People hold mass in front of ruins of collapsed church

People hold mass in front of ruins of collapsed church

People hold mass in front of ruins of collapsed church

Following the Feb. 6 earthquakes that caused massive destruction in the country’s south, the first Sunday mass has taken place in front of the ruins of collapsed Antakya Protestant Church in the southern province of Hatay.

Hatay, especially its historical Antakya district, which has hosted several cultures and religions for centuries, experienced massive destruction in the twin earthquakes that rocked the country’s south.

In the earthquake, historically significant places of worship such as Antakya Protestant Church, Antakya Greek Orthodox Church, Habib-i Neccar Mosque and Antakya Grand Mosque, which are considered among the symbols of Hatay, were also destroyed.

Most of the members of the Christina community left the city and migrated to the neighboring provinces of Mersin and Adana, while those who preferred to remain in Hatay are trying to hold on to life in tent cities.

Quake survivors in the district gathered in front of the ruins of the Antakya Protestant Church and held Sunday mass for the first time after the devastating earthquakes.

Members of the Christian community living in the other provinces also attended the ceremony held outside the church that was reduced to rubble after the quakes.

Following the choral prayer, the pastor gave a sermon about the quake, urging the community to remain calm.

Following the ritual, all the members of the congregation held hands and shared their pain with each other.

The pastor expressed his sadness due to the quake disaster and asked all people in the world to pray for Türkiye.

Corc Kocamahhul, the director of the church, expressed they went to sleep on Feb. 5 and woke up with “having lost everything” on Feb. 6.

“We lost our relatives and friends. Unfortunately, they [search and rescue teams] arrived in Antakya too late. Our friends and relatives died asking for help for three days. This is a harsh reality,” Kocamahhul said.

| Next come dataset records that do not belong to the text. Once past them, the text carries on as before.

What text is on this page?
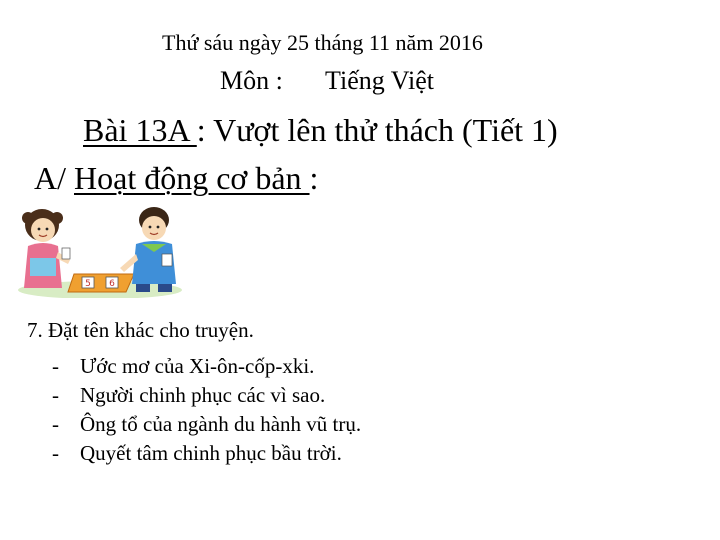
Thứ sáu ngày 25 tháng 11 năm 2016
Môn : Tiếng Việt
Bài 13A : Vượt lên thử thách (Tiết 1)
A/ Hoạt động cơ bản :
5 6
7. Đặt tên khác cho truyện.
- Ước mơ của Xi-ôn-cốp-xki.
- Người chinh phục các vì sao.
- Ông tổ của ngành du hành vũ trụ.
- Quyết tâm chinh phục bầu trời.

“For a month, I have heard the voice of my neighbor Bereket and her husband saying, ‘Help me.’ We were not able to do anything for them. Our city has been destroyed.”

Kocamahhul stated that their ancestors have lived on these lands for 2,000 years, adding that they want their new homes to be built in the region.

“Antakya’s demographic structure should be preserved,” he said.

Tanya Özeksay, a Christian citizen, emphasized the cultural and religious diversity of the district, stating that she decided not to migrate to other provinces.

“Our childhood was destroyed. In this city, the sounds of adhan and church bells were together. Unfortunately, this beauty does not exist anymore. We are not going anywhere, we are staying here,” Özeksay expressed.

“It makes us quite sad that our city of civilizations is in this situation,” Fatma Bozdoğan said from the community.

“We are a part of this city. We do not think to leave it,” another citizen stated.